Klink enjoys a post confession burger.
Moments after the bellboy departed Jones watched in horror as the man turned to the woman and resumed choking her, then he dragged her nude body around the room by the belt that was still tight around her neck. When she crumpled to the floor the strangler began going through the woman’s handbag and clothing.
This time Jones phoned the hotel manager who, with three bellboys, crashed into the couple’s room where they found the killer standing dazedly over the woman’s nude body. A Fire Department inhalator squad tried to revive the victim and Dr. Alfred Schaffel from Georgia Street Receiving Hospital administered adrenalin injections, but it was too late. The woman was pronounced dead at the scene.
LAPD homicide Lt. Bob Reid said that the woman’s papers identified her as forty-eight year old Mae Ellen Mathis from Dragerton, Utah. She had been employed as a registered nurse at Queen of Angels Hospital for a short time, living in the nurses’ residence there.
The strangler gave his name as William Klink, a 27 year old refrigerator repairman, but he refused to give a home address. Klink said he had met Mae in a bar on Hill Street and that she agreed to accompany him to the hotel where they registered as husband and wife.
LAPD Sgt. Jack Gotch (L), William Klink (C), D.A. Ernest Roll (R)
Andrew Faiss (47) the bellboy who had showed them to the room only two hours earlier said that they had carried no luggage.
Officer L.M. Vaughn shows Klink the murder weapon.
KIlink, who was on parole out of Ohio for a forgery conviction in 1947, told a different story to detectives and District Attorney Roll than Jones had.

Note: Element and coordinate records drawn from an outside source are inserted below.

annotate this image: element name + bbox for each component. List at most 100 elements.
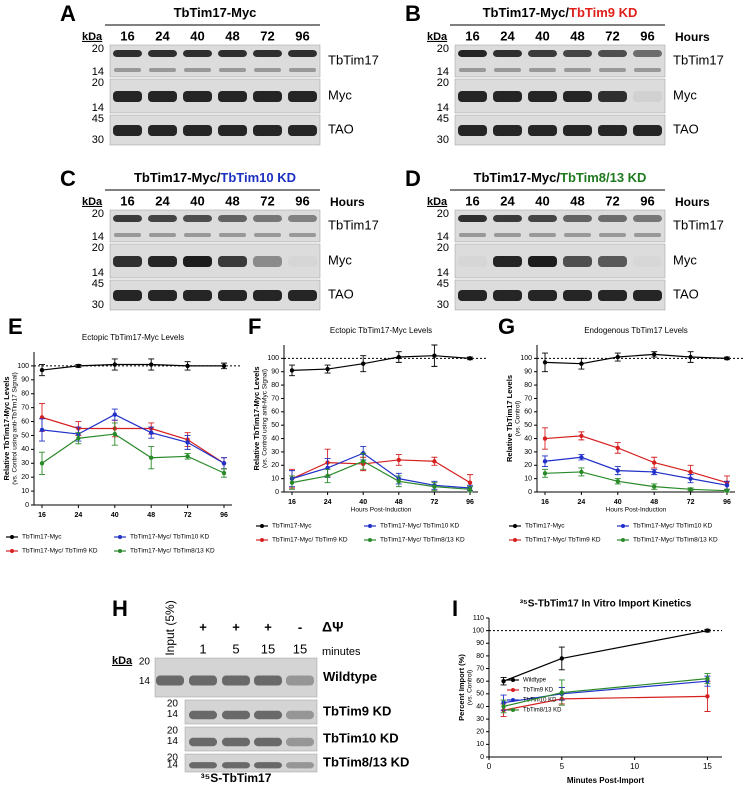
- data-point: [579, 433, 584, 439]
- blot-band: [563, 50, 592, 57]
- legend-marker: [260, 538, 264, 542]
- blot-band: [148, 50, 177, 57]
- blot-band: [493, 256, 522, 267]
- blot-band: [563, 290, 592, 301]
- data-point: [112, 362, 118, 367]
- y-tick-label: 50: [271, 422, 279, 429]
- blot-band: [183, 125, 212, 136]
- title-part: TbTim10 KD: [220, 170, 296, 185]
- y-tick-label: 50: [524, 422, 532, 429]
- lane-label: 40: [190, 193, 204, 208]
- x-tick-label: 16: [541, 499, 549, 506]
- row-label: TbTim9 KD: [323, 703, 391, 718]
- blot-band: [459, 68, 486, 72]
- title-part: TbTim17-Myc/: [483, 5, 570, 20]
- y-tick-label: 80: [21, 391, 29, 398]
- x-tick-label: 24: [75, 512, 83, 519]
- data-point: [579, 361, 584, 366]
- blot-band: [598, 125, 627, 136]
- marker-label: 14: [437, 267, 449, 279]
- data-point: [652, 469, 657, 475]
- data-point: [289, 368, 295, 373]
- data-point: [559, 656, 565, 661]
- blot-band: [288, 256, 317, 267]
- data-point: [76, 363, 81, 369]
- data-point: [149, 362, 154, 367]
- blot-band: [218, 290, 247, 301]
- data-point: [221, 461, 227, 466]
- minute-label: 15: [261, 641, 275, 656]
- blot-image: [184, 753, 318, 773]
- legend-marker: [511, 688, 515, 692]
- blot-title: TbTim17-Myc/TbTim9 KD: [483, 5, 638, 20]
- x-tick-label: 48: [650, 499, 658, 506]
- data-point: [652, 484, 657, 489]
- blot-image: [109, 279, 321, 311]
- unit-label: kDa: [82, 196, 103, 208]
- row-label: Myc: [673, 87, 697, 102]
- blot-image: [454, 243, 666, 279]
- marker-label: 30: [92, 134, 104, 146]
- data-point: [705, 628, 710, 633]
- panel-letter: B: [405, 1, 421, 26]
- data-point: [396, 354, 401, 360]
- y-tick-label: 0: [25, 502, 29, 509]
- y-tick-label: 50: [21, 432, 29, 439]
- legend-label: TbTim17-Myc/ TbTim8/13 KD: [633, 537, 718, 544]
- blot-band: [222, 710, 250, 720]
- lane-label: 96: [640, 193, 654, 208]
- blot-band: [599, 68, 626, 72]
- y-tick-label: 40: [271, 435, 279, 442]
- lane-label: 96: [640, 28, 654, 43]
- blot-title: TbTim17-Myc/TbTim8/13 KD: [474, 170, 647, 185]
- data-point: [185, 440, 190, 445]
- y-tick-label: 50: [476, 691, 484, 698]
- data-point: [705, 694, 710, 699]
- panel-letter: A: [60, 1, 76, 26]
- x-tick-label: 96: [723, 499, 731, 506]
- blot-band: [633, 125, 662, 136]
- data-point: [615, 468, 620, 473]
- series-line: [41, 413, 225, 464]
- blot-band: [253, 290, 282, 301]
- data-point: [579, 455, 584, 460]
- input-label: Input (5%): [163, 600, 177, 655]
- marker-label: 20: [437, 77, 449, 89]
- panel-letter: H: [112, 596, 128, 621]
- marker-label: 14: [167, 736, 179, 747]
- y-tick-label: 40: [476, 703, 484, 710]
- row-label: TbTim17: [673, 52, 724, 67]
- y-axis-label: Relative TbTim17-Myc Levels: [252, 366, 261, 470]
- y-tick-label: 70: [524, 395, 532, 402]
- row-label: TAO: [328, 286, 354, 301]
- marker-label: 14: [92, 231, 104, 243]
- legend-marker: [621, 524, 625, 528]
- blot-band: [493, 91, 522, 102]
- blot-band: [218, 91, 247, 102]
- x-tick-label: 48: [395, 499, 403, 506]
- blot-band: [288, 91, 317, 102]
- psi-sign: +: [199, 619, 207, 634]
- legend-marker: [511, 698, 515, 702]
- series-line: [291, 460, 471, 490]
- marker-label: 14: [139, 676, 151, 687]
- blot-band: [633, 290, 662, 301]
- blot-band: [113, 215, 142, 222]
- x-tick-label: 16: [288, 499, 296, 506]
- data-point: [652, 460, 657, 465]
- y-tick-label: 100: [267, 355, 279, 362]
- series-line: [544, 435, 728, 484]
- lane-label: 24: [155, 193, 170, 208]
- marker-label: 45: [92, 278, 104, 290]
- x-tick-label: 96: [220, 512, 228, 519]
- blot-title: TbTim17-Myc/TbTim10 KD: [134, 170, 296, 185]
- blot-band: [113, 91, 142, 102]
- data-point: [112, 431, 118, 437]
- blot-band: [288, 290, 317, 301]
- blot-band: [254, 737, 282, 747]
- marker-label: 30: [437, 134, 449, 146]
- blot-band: [633, 215, 662, 222]
- blot-band: [564, 68, 591, 72]
- chart-title: ³⁵S-TbTim17 In Vitro Import Kinetics: [520, 599, 692, 610]
- y-tick-label: 80: [271, 382, 279, 389]
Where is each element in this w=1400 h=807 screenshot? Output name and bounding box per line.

According to Klink he’d been drinking for hours before he had hooked up with Mae. After he and Mae had made love he said that he had feigned sleep and then watched as his companion got up, put on her clothes, and began going through his pants pockets.
Klink offered no rational explanation for why he’d put his belt around her neck and strangled her to death.
“I was in a kind of purple haze,” he said.
A few months following Mae’s slaying Klink was found guilty of second degree murder. Superior Judge John J. Ford sentenced him to five years to life in the California Institution for Men at Chino.